It could be a scene from 100 years ago, but it took place last month.
Every year, for two weeks in May, the northern Cree community of Stanley Mission plays host to a two-week cultural camp, an event aimed at passing on to a younger generation the skills and values learned through centuries of bush living.
Although Miriam Cook has lived her entire 50 years in Stanley Mission, the need for an event like this didn't hit her until 10 years ago when she was hired by the local clinic to work with the elderly. "I noticed they were very lonely people," remembered Cook, "and the youth and the Elders were not connected."
As well, she said, a lot of the young people seemed to be losing not only language and skills, but also the values that have kept Woodland Cree culture strong for generations.
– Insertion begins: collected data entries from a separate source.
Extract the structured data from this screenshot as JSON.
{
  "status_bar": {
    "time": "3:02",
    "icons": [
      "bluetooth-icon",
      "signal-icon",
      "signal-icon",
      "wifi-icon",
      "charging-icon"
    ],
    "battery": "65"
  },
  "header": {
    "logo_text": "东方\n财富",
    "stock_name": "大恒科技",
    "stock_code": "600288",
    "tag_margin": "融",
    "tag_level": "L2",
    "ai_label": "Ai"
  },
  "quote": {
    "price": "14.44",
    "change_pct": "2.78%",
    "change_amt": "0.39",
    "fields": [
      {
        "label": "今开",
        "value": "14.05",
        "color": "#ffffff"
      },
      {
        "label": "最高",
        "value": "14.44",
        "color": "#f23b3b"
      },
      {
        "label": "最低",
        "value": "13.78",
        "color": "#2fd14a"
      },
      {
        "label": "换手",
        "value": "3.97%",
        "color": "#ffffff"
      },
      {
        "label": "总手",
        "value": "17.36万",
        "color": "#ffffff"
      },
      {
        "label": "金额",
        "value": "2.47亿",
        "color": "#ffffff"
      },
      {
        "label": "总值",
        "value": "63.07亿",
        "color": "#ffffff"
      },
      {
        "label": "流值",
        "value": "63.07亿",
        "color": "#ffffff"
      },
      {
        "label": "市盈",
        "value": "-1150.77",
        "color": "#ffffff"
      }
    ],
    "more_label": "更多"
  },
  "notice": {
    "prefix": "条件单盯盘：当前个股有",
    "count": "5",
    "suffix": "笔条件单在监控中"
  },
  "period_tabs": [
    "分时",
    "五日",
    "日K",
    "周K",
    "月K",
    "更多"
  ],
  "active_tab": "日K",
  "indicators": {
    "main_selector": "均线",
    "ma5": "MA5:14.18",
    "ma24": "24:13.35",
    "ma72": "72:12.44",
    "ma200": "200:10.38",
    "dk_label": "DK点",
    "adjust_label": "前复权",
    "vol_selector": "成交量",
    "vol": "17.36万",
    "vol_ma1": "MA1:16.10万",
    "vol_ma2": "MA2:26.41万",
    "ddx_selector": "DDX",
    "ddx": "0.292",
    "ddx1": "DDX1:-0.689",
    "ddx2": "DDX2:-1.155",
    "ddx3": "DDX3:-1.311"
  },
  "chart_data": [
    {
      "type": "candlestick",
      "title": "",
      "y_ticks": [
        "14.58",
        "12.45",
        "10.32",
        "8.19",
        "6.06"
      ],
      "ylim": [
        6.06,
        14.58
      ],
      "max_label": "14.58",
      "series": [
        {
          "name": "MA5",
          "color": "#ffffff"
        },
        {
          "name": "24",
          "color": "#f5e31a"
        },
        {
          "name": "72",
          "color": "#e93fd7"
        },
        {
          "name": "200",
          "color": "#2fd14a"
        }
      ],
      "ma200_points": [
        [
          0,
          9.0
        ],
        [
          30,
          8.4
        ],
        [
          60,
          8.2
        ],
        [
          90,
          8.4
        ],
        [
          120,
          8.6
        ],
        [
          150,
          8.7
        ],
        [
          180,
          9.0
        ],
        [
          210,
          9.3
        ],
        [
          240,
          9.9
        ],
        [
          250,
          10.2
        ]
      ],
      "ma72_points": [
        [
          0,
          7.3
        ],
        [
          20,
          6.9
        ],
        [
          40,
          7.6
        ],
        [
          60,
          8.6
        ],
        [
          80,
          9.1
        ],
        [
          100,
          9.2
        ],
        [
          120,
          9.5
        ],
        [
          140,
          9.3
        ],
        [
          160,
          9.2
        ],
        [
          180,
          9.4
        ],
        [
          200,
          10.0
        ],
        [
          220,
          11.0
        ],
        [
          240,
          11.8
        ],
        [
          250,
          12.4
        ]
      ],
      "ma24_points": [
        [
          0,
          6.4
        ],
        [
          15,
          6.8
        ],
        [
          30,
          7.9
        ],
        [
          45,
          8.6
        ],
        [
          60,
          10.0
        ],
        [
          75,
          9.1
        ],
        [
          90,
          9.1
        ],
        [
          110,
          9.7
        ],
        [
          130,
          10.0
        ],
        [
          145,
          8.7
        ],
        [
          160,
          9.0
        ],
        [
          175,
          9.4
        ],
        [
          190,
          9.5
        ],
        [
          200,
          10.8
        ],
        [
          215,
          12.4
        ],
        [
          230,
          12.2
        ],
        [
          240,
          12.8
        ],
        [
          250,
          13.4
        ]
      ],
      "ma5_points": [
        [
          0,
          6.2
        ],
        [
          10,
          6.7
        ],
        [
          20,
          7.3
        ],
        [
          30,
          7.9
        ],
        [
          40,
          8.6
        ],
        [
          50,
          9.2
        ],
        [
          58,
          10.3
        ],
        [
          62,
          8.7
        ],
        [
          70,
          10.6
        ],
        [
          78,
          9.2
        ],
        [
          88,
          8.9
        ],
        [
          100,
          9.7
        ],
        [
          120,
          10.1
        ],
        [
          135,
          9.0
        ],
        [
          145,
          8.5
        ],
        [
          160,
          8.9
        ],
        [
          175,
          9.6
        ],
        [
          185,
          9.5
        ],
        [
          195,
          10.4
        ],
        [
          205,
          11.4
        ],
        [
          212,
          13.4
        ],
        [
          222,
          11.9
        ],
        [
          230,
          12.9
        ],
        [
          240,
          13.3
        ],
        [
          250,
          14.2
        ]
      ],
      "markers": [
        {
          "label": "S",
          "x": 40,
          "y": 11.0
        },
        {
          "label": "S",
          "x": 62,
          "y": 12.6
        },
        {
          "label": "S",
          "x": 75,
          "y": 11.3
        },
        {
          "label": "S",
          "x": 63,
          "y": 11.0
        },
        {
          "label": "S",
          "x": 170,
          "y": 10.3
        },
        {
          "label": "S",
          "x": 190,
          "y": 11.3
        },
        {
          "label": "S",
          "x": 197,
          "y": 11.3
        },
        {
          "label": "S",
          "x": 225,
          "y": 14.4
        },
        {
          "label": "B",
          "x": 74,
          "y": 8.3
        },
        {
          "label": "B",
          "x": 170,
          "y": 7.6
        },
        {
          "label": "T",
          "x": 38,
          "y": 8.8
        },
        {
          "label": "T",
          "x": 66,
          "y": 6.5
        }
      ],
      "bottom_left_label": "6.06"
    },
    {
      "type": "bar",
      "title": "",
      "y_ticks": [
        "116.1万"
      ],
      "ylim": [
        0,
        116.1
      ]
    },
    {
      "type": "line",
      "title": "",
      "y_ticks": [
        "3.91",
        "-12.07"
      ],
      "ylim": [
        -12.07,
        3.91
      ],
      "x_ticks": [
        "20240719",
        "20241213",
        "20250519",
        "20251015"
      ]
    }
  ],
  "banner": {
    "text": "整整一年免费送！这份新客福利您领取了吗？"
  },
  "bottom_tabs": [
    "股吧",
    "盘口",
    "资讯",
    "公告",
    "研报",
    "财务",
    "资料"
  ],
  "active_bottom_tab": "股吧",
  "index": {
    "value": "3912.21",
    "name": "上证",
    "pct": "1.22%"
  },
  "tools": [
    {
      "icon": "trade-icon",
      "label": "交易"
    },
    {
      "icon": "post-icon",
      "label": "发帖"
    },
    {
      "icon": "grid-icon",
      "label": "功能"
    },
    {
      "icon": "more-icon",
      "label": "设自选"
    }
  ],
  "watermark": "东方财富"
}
"Nowadays... if you hear about someone killing a moose, you go down and see. If it's a younger person, you see no meat, because it's all in the deep freeze," Cook said. "They don't share like they used to. They're losing their values. And over here (at the camp) everything is being shared."
Over the course of two weeks, hundreds of school kids from Stanley Mission and neighbouring communities such as La Ronge and Grandmother's Bay are bused in for a taste of the traditional northern lifestyle. Children and teens press in to hear as the Elders explain how to skin a beaver, snare a rabbit with a rope or make a paddle. The kids pluck the ducks that will soon go into the soup pot, scrape the flesh and hair off one of the enormous moose hides that Cook has purchased from a local hunter, and listen to decades-old stories.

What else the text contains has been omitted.